Este general ofereceu-se para acompanhar o imperador, quando este,
vindo a Espanha, tinha nesse ano o projecto de ir até Lisboa; não se
lhe respondeu, e tendo os negócios da Alemanha obrigado o imperador a
não prosseguir, e voltar a Paris, para acudir à guerra de Áustria,
então o ministro escreveu ao general Alorna, que o imperador
condescendia com a sua rogativa, fiando-se nele, que partisse para
Espanha, onde o marechal duque de Istria lhe daria instruções;
acrescentava o ministro que, como havia na Legião Portuguesa muitos
oficiais a Ia suite, que estes podiam fazer mais úteis serviços em
Portugal, e que assim lhe pedia que lhe remetesse uma lista dos que
ele julgasse poderem servir utilmente, sem distinção de efectivos a Ia suite: acrescentando, que tinha autorizado ao major Castro a
partir, e que daria uma igual autorização ao coronel Albuquerque (Ega),
se este o desejasse. O general respondeu que não precisava nem de
alferes, nem tenentes, mas sim de pessoas da primeira qualidade, em
consequência mandou uma lista deles, em que dizem incluíra todos os
grandes; parece que isto não agradou, porque nem teve efeito, nem se
lhes respondeu, e que ao depois, em Janeiro de 1810, se me pediu pelo
mesmo ministro uma lista de oficiais, que pudessem ser mandados a
Portugal, recomendando-se uma informação detalhada imparcialmente, a
qual dei, e como escrevi segundo a minha consciência, talvez fosse
diferente, posto que inclui aqueles grandes de, que fazia conceito; o
tom de verdade que reinava na minha informação, que talvez quadrasse
com as informações do general Muller, que eu não tinha visto, nem
sabido, fez com que o ministro me agradecesse muito aquele papel, e me
perguntasse, se eu queria aqueles oficiais, ao que respondi, que não
pedia nenhum, mas que só tinha dito o que eu pensava deles, o que me
foi bem agradável, pois como se me não tinha nomeado indivíduos, só
falei dos que podia dizer bem, sem me ver na necessidade de falar
daqueles, dos quais não fazia bom conceito.
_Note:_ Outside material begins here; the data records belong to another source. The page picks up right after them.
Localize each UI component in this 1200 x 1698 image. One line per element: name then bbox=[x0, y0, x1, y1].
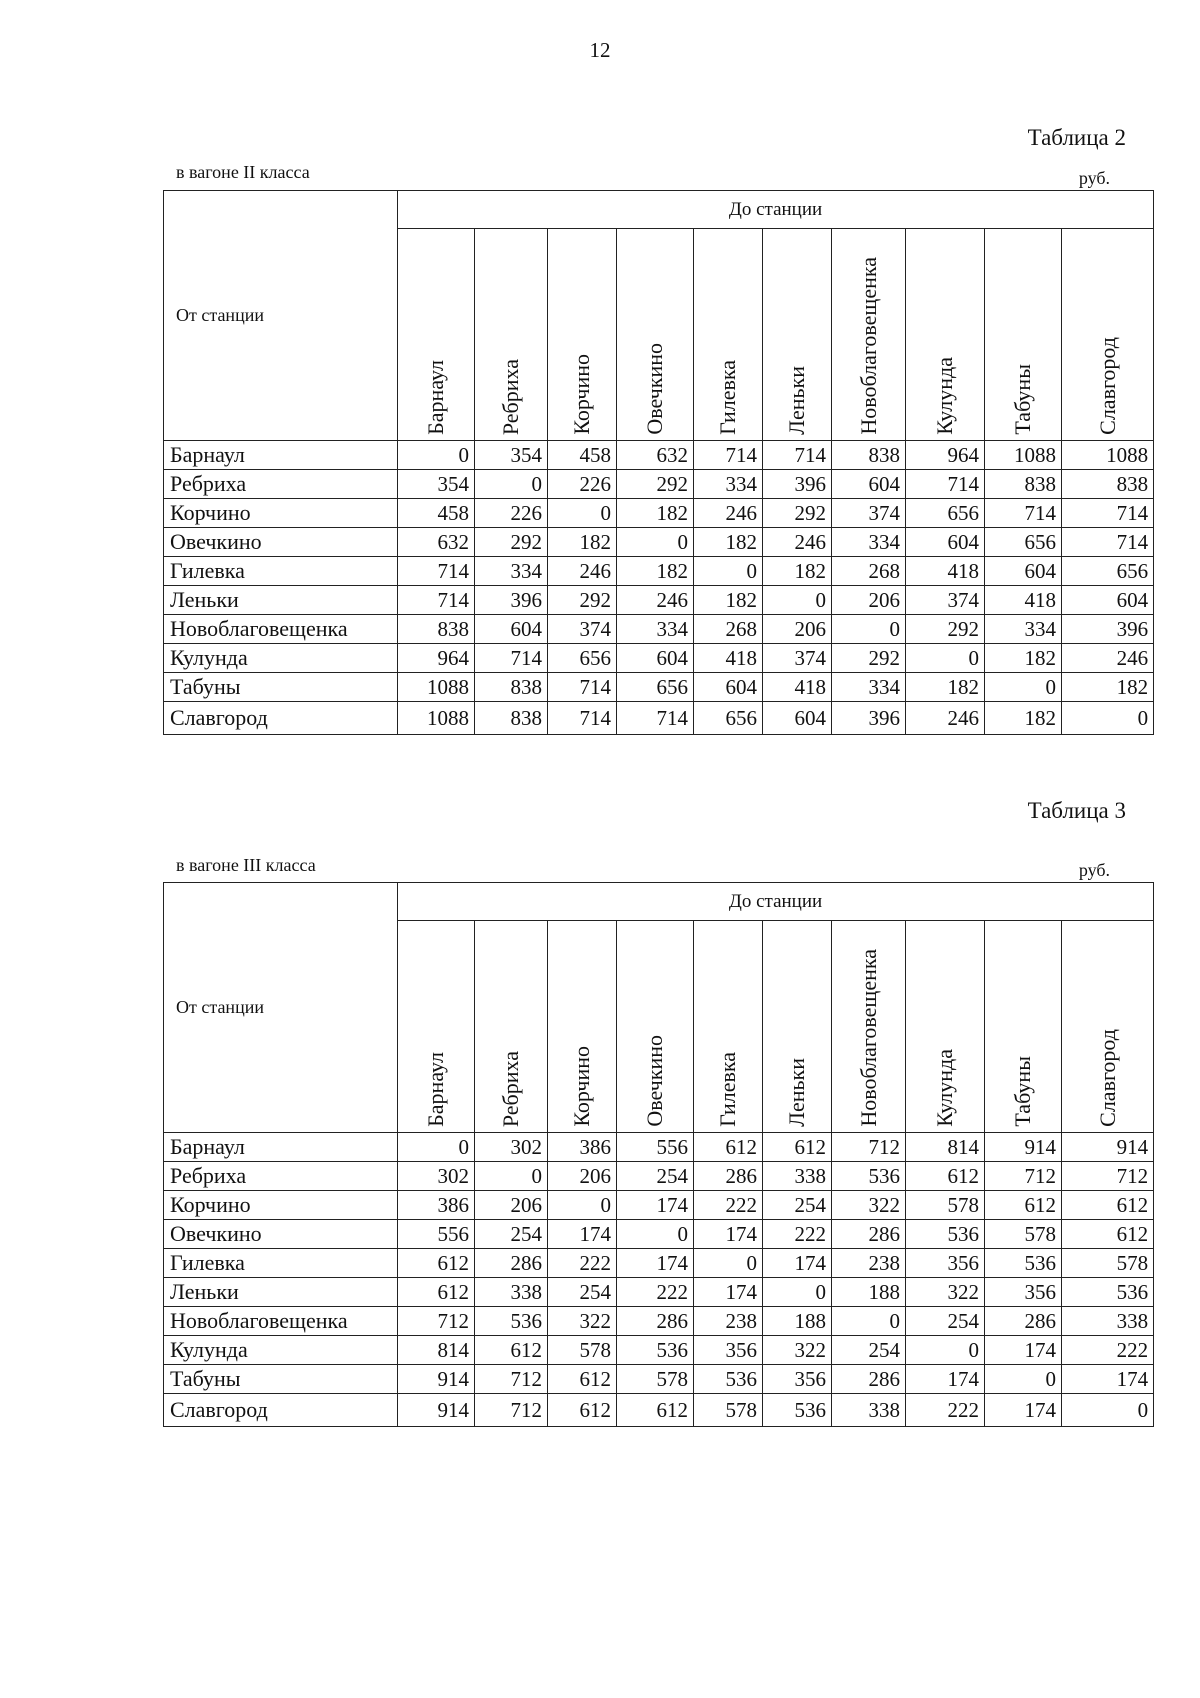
fare-cell: 322 bbox=[906, 1278, 985, 1307]
table-row bbox=[164, 557, 1154, 586]
to-station-header: До станции bbox=[398, 191, 1154, 229]
fare-cell: 612 bbox=[1062, 1191, 1154, 1220]
fare-cell: 374 bbox=[763, 644, 832, 673]
fare-cell: 604 bbox=[906, 528, 985, 557]
row-station-name: Новоблаговещенка bbox=[164, 615, 398, 644]
column-header-label: Новоблаговещенка bbox=[855, 949, 881, 1127]
fare-cell: 612 bbox=[475, 1336, 548, 1365]
fare-cell: 838 bbox=[985, 470, 1062, 499]
fare-cell: 814 bbox=[906, 1133, 985, 1162]
fare-cell: 712 bbox=[832, 1133, 906, 1162]
fare-cell: 254 bbox=[475, 1220, 548, 1249]
fare-cell: 188 bbox=[763, 1307, 832, 1336]
column-header bbox=[548, 921, 617, 1133]
fare-cell: 556 bbox=[617, 1133, 694, 1162]
fare-cell: 578 bbox=[1062, 1249, 1154, 1278]
fare-cell: 174 bbox=[906, 1365, 985, 1394]
fare-cell: 182 bbox=[548, 528, 617, 557]
fare-cell: 182 bbox=[617, 499, 694, 528]
fare-cell: 334 bbox=[617, 615, 694, 644]
fare-cell: 0 bbox=[617, 1220, 694, 1249]
fare-cell: 334 bbox=[832, 528, 906, 557]
fare-cell: 0 bbox=[763, 1278, 832, 1307]
fare-cell: 338 bbox=[1062, 1307, 1154, 1336]
table-body bbox=[164, 441, 1154, 735]
from-station-header: От станции bbox=[164, 191, 398, 441]
fare-cell: 292 bbox=[832, 644, 906, 673]
fare-cell: 254 bbox=[763, 1191, 832, 1220]
fare-cell: 286 bbox=[694, 1162, 763, 1191]
fare-cell: 396 bbox=[475, 586, 548, 615]
column-header-label: Овечкино bbox=[642, 1035, 667, 1127]
fare-cell: 418 bbox=[906, 557, 985, 586]
fare-cell: 174 bbox=[694, 1278, 763, 1307]
table-header bbox=[164, 883, 1154, 1133]
row-station-name: Леньки bbox=[164, 586, 398, 615]
table-row bbox=[164, 1133, 1154, 1162]
fare-cell: 222 bbox=[694, 1191, 763, 1220]
table-row bbox=[164, 1220, 1154, 1249]
column-header bbox=[763, 229, 832, 441]
fare-cell: 268 bbox=[832, 557, 906, 586]
fare-cell: 418 bbox=[985, 586, 1062, 615]
fare-cell: 914 bbox=[1062, 1133, 1154, 1162]
fare-cell: 0 bbox=[906, 644, 985, 673]
row-station-name: Овечкино bbox=[164, 528, 398, 557]
fare-cell: 322 bbox=[763, 1336, 832, 1365]
column-header-label: Леньки bbox=[784, 366, 809, 435]
column-header-label: Ребриха bbox=[498, 358, 523, 435]
row-station-name: Новоблаговещенка bbox=[164, 1307, 398, 1336]
fare-cell: 334 bbox=[985, 615, 1062, 644]
fare-cell: 714 bbox=[617, 702, 694, 735]
fare-cell: 334 bbox=[832, 673, 906, 702]
row-station-name: Табуны bbox=[164, 1365, 398, 1394]
column-header-label: Кулунда bbox=[932, 357, 957, 435]
fare-cell: 914 bbox=[985, 1133, 1062, 1162]
to-station-header: До станции bbox=[398, 883, 1154, 921]
table-row bbox=[164, 1336, 1154, 1365]
row-station-name: Леньки bbox=[164, 1278, 398, 1307]
fare-cell: 174 bbox=[985, 1336, 1062, 1365]
fare-cell: 0 bbox=[475, 470, 548, 499]
table-row bbox=[164, 499, 1154, 528]
fare-cell: 604 bbox=[694, 673, 763, 702]
fare-cell: 238 bbox=[694, 1307, 763, 1336]
fare-cell: 612 bbox=[985, 1191, 1062, 1220]
fare-cell: 578 bbox=[694, 1394, 763, 1427]
column-header-label: Славгород bbox=[1094, 337, 1120, 435]
table2-class-label: в вагоне II класса bbox=[176, 162, 310, 182]
fare-cell: 1088 bbox=[985, 441, 1062, 470]
fare-cell: 604 bbox=[763, 702, 832, 735]
fare-cell: 0 bbox=[1062, 702, 1154, 735]
row-station-name: Ребриха bbox=[164, 1162, 398, 1191]
column-header-label: Гилевка bbox=[715, 1052, 740, 1127]
header-row bbox=[164, 191, 1154, 229]
fare-cell: 246 bbox=[617, 586, 694, 615]
fare-cell: 714 bbox=[906, 470, 985, 499]
fare-cell: 964 bbox=[398, 644, 475, 673]
column-header bbox=[398, 229, 475, 441]
fare-cell: 964 bbox=[906, 441, 985, 470]
fare-cell: 338 bbox=[475, 1278, 548, 1307]
fare-cell: 206 bbox=[548, 1162, 617, 1191]
column-header-label: Корчино bbox=[569, 354, 594, 435]
row-station-name: Гилевка bbox=[164, 1249, 398, 1278]
column-header-label: Ребриха bbox=[498, 1050, 523, 1127]
fare-cell: 712 bbox=[398, 1307, 475, 1336]
fare-cell: 374 bbox=[832, 499, 906, 528]
fare-cell: 536 bbox=[475, 1307, 548, 1336]
fare-cell: 632 bbox=[398, 528, 475, 557]
fare-cell: 578 bbox=[985, 1220, 1062, 1249]
fare-cell: 0 bbox=[832, 1307, 906, 1336]
column-header bbox=[475, 229, 548, 441]
column-header bbox=[694, 921, 763, 1133]
fare-cell: 182 bbox=[906, 673, 985, 702]
column-header-label: Барнаул bbox=[423, 360, 448, 435]
fare-cell: 604 bbox=[1062, 586, 1154, 615]
fare-cell: 226 bbox=[475, 499, 548, 528]
fare-cell: 174 bbox=[763, 1249, 832, 1278]
table-row bbox=[164, 1162, 1154, 1191]
fare-cell: 182 bbox=[694, 528, 763, 557]
row-station-name: Кулунда bbox=[164, 644, 398, 673]
fare-cell: 292 bbox=[763, 499, 832, 528]
column-header bbox=[398, 921, 475, 1133]
fare-cell: 338 bbox=[763, 1162, 832, 1191]
fare-cell: 536 bbox=[985, 1249, 1062, 1278]
fare-cell: 386 bbox=[398, 1191, 475, 1220]
fare-cell: 0 bbox=[617, 528, 694, 557]
fare-cell: 914 bbox=[398, 1365, 475, 1394]
fare-cell: 182 bbox=[694, 586, 763, 615]
fare-cell: 714 bbox=[985, 499, 1062, 528]
row-station-name: Барнаул bbox=[164, 1133, 398, 1162]
fare-cell: 418 bbox=[694, 644, 763, 673]
column-header bbox=[985, 229, 1062, 441]
fare-cell: 182 bbox=[763, 557, 832, 586]
fare-cell: 0 bbox=[694, 1249, 763, 1278]
fare-cell: 536 bbox=[763, 1394, 832, 1427]
fare-cell: 612 bbox=[694, 1133, 763, 1162]
fare-cell: 814 bbox=[398, 1336, 475, 1365]
row-station-name: Славгород bbox=[164, 1394, 398, 1427]
column-header bbox=[694, 229, 763, 441]
fare-cell: 0 bbox=[475, 1162, 548, 1191]
fare-cell: 374 bbox=[906, 586, 985, 615]
fare-cell: 322 bbox=[832, 1191, 906, 1220]
table-row bbox=[164, 1278, 1154, 1307]
fare-cell: 246 bbox=[763, 528, 832, 557]
fare-cell: 838 bbox=[475, 702, 548, 735]
fare-cell: 386 bbox=[548, 1133, 617, 1162]
table-row bbox=[164, 528, 1154, 557]
fare-cell: 246 bbox=[906, 702, 985, 735]
from-station-header: От станции bbox=[164, 883, 398, 1133]
fare-cell: 396 bbox=[763, 470, 832, 499]
fare-cell: 222 bbox=[763, 1220, 832, 1249]
column-header-label: Табуны bbox=[1010, 1056, 1035, 1127]
row-station-name: Барнаул bbox=[164, 441, 398, 470]
table-row bbox=[164, 702, 1154, 735]
table-row bbox=[164, 1394, 1154, 1427]
column-header bbox=[906, 921, 985, 1133]
fare-cell: 246 bbox=[1062, 644, 1154, 673]
fare-cell: 0 bbox=[548, 499, 617, 528]
fare-cell: 838 bbox=[1062, 470, 1154, 499]
column-header bbox=[985, 921, 1062, 1133]
fare-cell: 656 bbox=[548, 644, 617, 673]
column-header bbox=[1062, 921, 1154, 1133]
fare-cell: 222 bbox=[548, 1249, 617, 1278]
fare-cell: 0 bbox=[398, 1133, 475, 1162]
row-station-name: Овечкино bbox=[164, 1220, 398, 1249]
row-station-name: Табуны bbox=[164, 673, 398, 702]
fare-cell: 356 bbox=[763, 1365, 832, 1394]
fare-cell: 302 bbox=[398, 1162, 475, 1191]
fare-cell: 238 bbox=[832, 1249, 906, 1278]
fare-cell: 612 bbox=[1062, 1220, 1154, 1249]
fare-cell: 0 bbox=[832, 615, 906, 644]
fare-cell: 302 bbox=[475, 1133, 548, 1162]
fare-cell: 612 bbox=[398, 1249, 475, 1278]
fare-cell: 838 bbox=[398, 615, 475, 644]
fare-cell: 604 bbox=[985, 557, 1062, 586]
column-header bbox=[832, 229, 906, 441]
column-header-label: Новоблаговещенка bbox=[855, 257, 881, 435]
fare-cell: 0 bbox=[1062, 1394, 1154, 1427]
fare-cell: 656 bbox=[985, 528, 1062, 557]
fare-cell: 714 bbox=[548, 702, 617, 735]
fare-cell: 536 bbox=[906, 1220, 985, 1249]
fare-cell: 188 bbox=[832, 1278, 906, 1307]
fare-cell: 0 bbox=[985, 1365, 1062, 1394]
table2-caption: Таблица 2 bbox=[1027, 125, 1126, 150]
page-number: 12 bbox=[589, 38, 611, 62]
fare-cell: 714 bbox=[1062, 528, 1154, 557]
fare-cell: 246 bbox=[694, 499, 763, 528]
fare-cell: 612 bbox=[617, 1394, 694, 1427]
fare-cell: 396 bbox=[832, 702, 906, 735]
fare-cell: 286 bbox=[832, 1220, 906, 1249]
fare-table-class-2 bbox=[163, 190, 1154, 735]
column-header bbox=[763, 921, 832, 1133]
fare-cell: 536 bbox=[694, 1365, 763, 1394]
fare-cell: 632 bbox=[617, 441, 694, 470]
fare-cell: 1088 bbox=[398, 702, 475, 735]
row-station-name: Славгород bbox=[164, 702, 398, 735]
fare-cell: 322 bbox=[548, 1307, 617, 1336]
fare-cell: 418 bbox=[763, 673, 832, 702]
table-row bbox=[164, 1365, 1154, 1394]
fare-cell: 578 bbox=[906, 1191, 985, 1220]
fare-cell: 174 bbox=[617, 1191, 694, 1220]
fare-cell: 1088 bbox=[1062, 441, 1154, 470]
fare-cell: 182 bbox=[1062, 673, 1154, 702]
table-row bbox=[164, 470, 1154, 499]
column-header bbox=[617, 229, 694, 441]
table2-unit: руб. bbox=[1078, 168, 1110, 188]
fare-cell: 222 bbox=[906, 1394, 985, 1427]
row-station-name: Ребриха bbox=[164, 470, 398, 499]
fare-cell: 0 bbox=[548, 1191, 617, 1220]
fare-cell: 612 bbox=[548, 1394, 617, 1427]
fare-cell: 604 bbox=[617, 644, 694, 673]
fare-cell: 222 bbox=[1062, 1336, 1154, 1365]
fare-cell: 604 bbox=[832, 470, 906, 499]
fare-cell: 354 bbox=[475, 441, 548, 470]
fare-cell: 712 bbox=[985, 1162, 1062, 1191]
fare-cell: 286 bbox=[985, 1307, 1062, 1336]
fare-cell: 536 bbox=[832, 1162, 906, 1191]
table-row bbox=[164, 1249, 1154, 1278]
table-row bbox=[164, 1307, 1154, 1336]
fare-cell: 656 bbox=[1062, 557, 1154, 586]
fare-cell: 536 bbox=[1062, 1278, 1154, 1307]
fare-cell: 656 bbox=[694, 702, 763, 735]
fare-cell: 714 bbox=[763, 441, 832, 470]
fare-cell: 254 bbox=[548, 1278, 617, 1307]
fare-cell: 714 bbox=[694, 441, 763, 470]
fare-cell: 254 bbox=[906, 1307, 985, 1336]
fare-cell: 458 bbox=[398, 499, 475, 528]
fare-cell: 0 bbox=[985, 673, 1062, 702]
fare-cell: 458 bbox=[548, 441, 617, 470]
fare-cell: 286 bbox=[832, 1365, 906, 1394]
table3-unit: руб. bbox=[1078, 860, 1110, 880]
fare-cell: 0 bbox=[694, 557, 763, 586]
table-header bbox=[164, 191, 1154, 441]
row-station-name: Корчино bbox=[164, 499, 398, 528]
fare-cell: 656 bbox=[617, 673, 694, 702]
fare-cell: 292 bbox=[548, 586, 617, 615]
fare-cell: 714 bbox=[1062, 499, 1154, 528]
fare-cell: 556 bbox=[398, 1220, 475, 1249]
column-header-label: Кулунда bbox=[932, 1049, 957, 1127]
fare-cell: 838 bbox=[475, 673, 548, 702]
fare-cell: 374 bbox=[548, 615, 617, 644]
fare-table-class-3 bbox=[163, 882, 1154, 1427]
fare-cell: 0 bbox=[906, 1336, 985, 1365]
fare-cell: 578 bbox=[548, 1336, 617, 1365]
fare-cell: 612 bbox=[763, 1133, 832, 1162]
fare-cell: 612 bbox=[906, 1162, 985, 1191]
fare-cell: 356 bbox=[985, 1278, 1062, 1307]
row-station-name: Гилевка bbox=[164, 557, 398, 586]
fare-cell: 334 bbox=[694, 470, 763, 499]
fare-cell: 712 bbox=[475, 1365, 548, 1394]
fare-cell: 182 bbox=[617, 557, 694, 586]
table-row bbox=[164, 644, 1154, 673]
column-header-label: Барнаул bbox=[423, 1052, 448, 1127]
table3-class-label: в вагоне III класса bbox=[176, 855, 316, 875]
fare-cell: 356 bbox=[906, 1249, 985, 1278]
fare-cell: 174 bbox=[985, 1394, 1062, 1427]
fare-cell: 714 bbox=[548, 673, 617, 702]
column-header bbox=[617, 921, 694, 1133]
fare-cell: 712 bbox=[475, 1394, 548, 1427]
fare-cell: 246 bbox=[548, 557, 617, 586]
column-header-label: Леньки bbox=[784, 1058, 809, 1127]
fare-cell: 612 bbox=[398, 1278, 475, 1307]
fare-cell: 0 bbox=[763, 586, 832, 615]
fare-cell: 656 bbox=[906, 499, 985, 528]
fare-cell: 174 bbox=[1062, 1365, 1154, 1394]
fare-cell: 712 bbox=[1062, 1162, 1154, 1191]
fare-cell: 286 bbox=[475, 1249, 548, 1278]
fare-cell: 206 bbox=[475, 1191, 548, 1220]
fare-cell: 1088 bbox=[398, 673, 475, 702]
fare-cell: 714 bbox=[398, 586, 475, 615]
column-header-label: Овечкино bbox=[642, 343, 667, 435]
header-row bbox=[164, 883, 1154, 921]
fare-cell: 338 bbox=[832, 1394, 906, 1427]
column-header-label: Корчино bbox=[569, 1046, 594, 1127]
fare-cell: 292 bbox=[906, 615, 985, 644]
fare-cell: 174 bbox=[548, 1220, 617, 1249]
fare-cell: 222 bbox=[617, 1278, 694, 1307]
table-row bbox=[164, 673, 1154, 702]
fare-cell: 174 bbox=[617, 1249, 694, 1278]
fare-cell: 292 bbox=[617, 470, 694, 499]
fare-cell: 254 bbox=[832, 1336, 906, 1365]
fare-cell: 286 bbox=[617, 1307, 694, 1336]
fare-cell: 356 bbox=[694, 1336, 763, 1365]
column-header-label: Табуны bbox=[1010, 364, 1035, 435]
fare-cell: 226 bbox=[548, 470, 617, 499]
fare-cell: 182 bbox=[985, 644, 1062, 673]
fare-cell: 612 bbox=[548, 1365, 617, 1394]
column-header bbox=[475, 921, 548, 1133]
table-row bbox=[164, 615, 1154, 644]
column-header-label: Гилевка bbox=[715, 360, 740, 435]
fare-cell: 714 bbox=[398, 557, 475, 586]
fare-cell: 914 bbox=[398, 1394, 475, 1427]
table-row bbox=[164, 1191, 1154, 1220]
column-header bbox=[548, 229, 617, 441]
column-header bbox=[1062, 229, 1154, 441]
fare-cell: 174 bbox=[694, 1220, 763, 1249]
fare-cell: 334 bbox=[475, 557, 548, 586]
fare-cell: 714 bbox=[475, 644, 548, 673]
fare-cell: 396 bbox=[1062, 615, 1154, 644]
fare-cell: 354 bbox=[398, 470, 475, 499]
table-row bbox=[164, 586, 1154, 615]
fare-cell: 206 bbox=[763, 615, 832, 644]
fare-cell: 838 bbox=[832, 441, 906, 470]
fare-cell: 182 bbox=[985, 702, 1062, 735]
row-station-name: Корчино bbox=[164, 1191, 398, 1220]
column-header bbox=[906, 229, 985, 441]
column-header-label: Славгород bbox=[1094, 1029, 1120, 1127]
fare-cell: 604 bbox=[475, 615, 548, 644]
row-station-name: Кулунда bbox=[164, 1336, 398, 1365]
fare-cell: 292 bbox=[475, 528, 548, 557]
table-row bbox=[164, 441, 1154, 470]
table3-caption: Таблица 3 bbox=[1027, 798, 1126, 823]
fare-cell: 536 bbox=[617, 1336, 694, 1365]
fare-cell: 0 bbox=[398, 441, 475, 470]
column-header bbox=[832, 921, 906, 1133]
fare-cell: 268 bbox=[694, 615, 763, 644]
fare-cell: 206 bbox=[832, 586, 906, 615]
fare-cell: 254 bbox=[617, 1162, 694, 1191]
table-body bbox=[164, 1133, 1154, 1427]
fare-cell: 578 bbox=[617, 1365, 694, 1394]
Entretanto
o general Alorna partiu, encontrou o marechal Bessières em Baiona,
que nada lhe disse, continuou seu caminho até ValIadolid, donde não
pode reunir-se ao marechal Soult, por estarem interrompidas as
comunicações; foi para Madrid, onde ficou ao pé do rei [José
Bonaparte]; assistiu ás batalhas de Medellin, Talavera, de Almonacia,
de Ocanha, e só não foi à expedição de Andaluzia (onde parece que
o não quis o marechal Soult) até que obteve vir com o marechal
Massena como fica dito; pois só depois da sua chegada a Salamanca
recebeu ordem do ministro para vir para o Exército de Portugal, ordem
alcançada pelo marechal Massena, em consequência das recomendações
do Duque de Abrantes. Para
me convencer mais do que são os homens, quero me lembre sempre quanto
o ciúme se incita pelas menores razões. Desde a minha mocidade fui
sempre ligado ao general Alorna, mas sem lisonja, e conservando a
minha opinião, servi-o e ajudei-o no que ele quiz; nenhuma diligência
fiz para vir para o Exército de Portugal; metido em Gray com a minha
brigada de cavalaria, desde 1808, até fins de Outubro de 1809, nunca
pedi nenhuma comissão, senão a de ir comandar a minha cavalaria na
guerra de Áustria, o que não obtive; em Outubro de 1809 recebo ordem
do ministro para ir a Paris em posta; parto, o imperador honra-me; e o
ministro diz-me que acompanharei o imperador a Portugal; entretanto
pedem-se-me notas, que dou, e que são aprovadas, do que não só me não
gabo, mas nem em tal falo a ninguém: o favor que recebo excita a
inveja de D. Lourenço de Lima, e de seu digno sobrinho do mesmo nome;
por fim o imperador, em lugar de vir, manda o príncipe de Essling, e
depois da partida deste de Paris, recebo ordem para vir ter com ele; e
disse-me que é para servir a seu lado. Parto, e à minha chegada sei
as diligencias do general Alorna para vir também, sem dúvida para me
suplantar, e tirar-me a influência que devia esperar, pela boa ideia
que o imperador forma do meu carácter. À chegada do general digo-lhe
como se passou a minha nomeação, para a qual não tinha eu feito a
menor diligência. O general tinha escrito vários papéis com o fim
de destacar os portugueses do partido inglês, e os tinha feito
imprimir: chegado a Salamanca, escreveu outro, que me mostrou, e
pediu-me que o traduzisse em francês, o que faço; mas como o seu
contexto não me parece adoptado para a multidão, escrevo também um
papel em francês, que lhe mostro, que lhe parece muito bom, ao menos
assim o disse, e faz-me a mercê de o traduzir em português. Nesse
meio tempo parte o general para o campo diante de Cidade Rodrigo, e eu
guardo o meu papel sem tenção fixa de o fazer servir, ou não.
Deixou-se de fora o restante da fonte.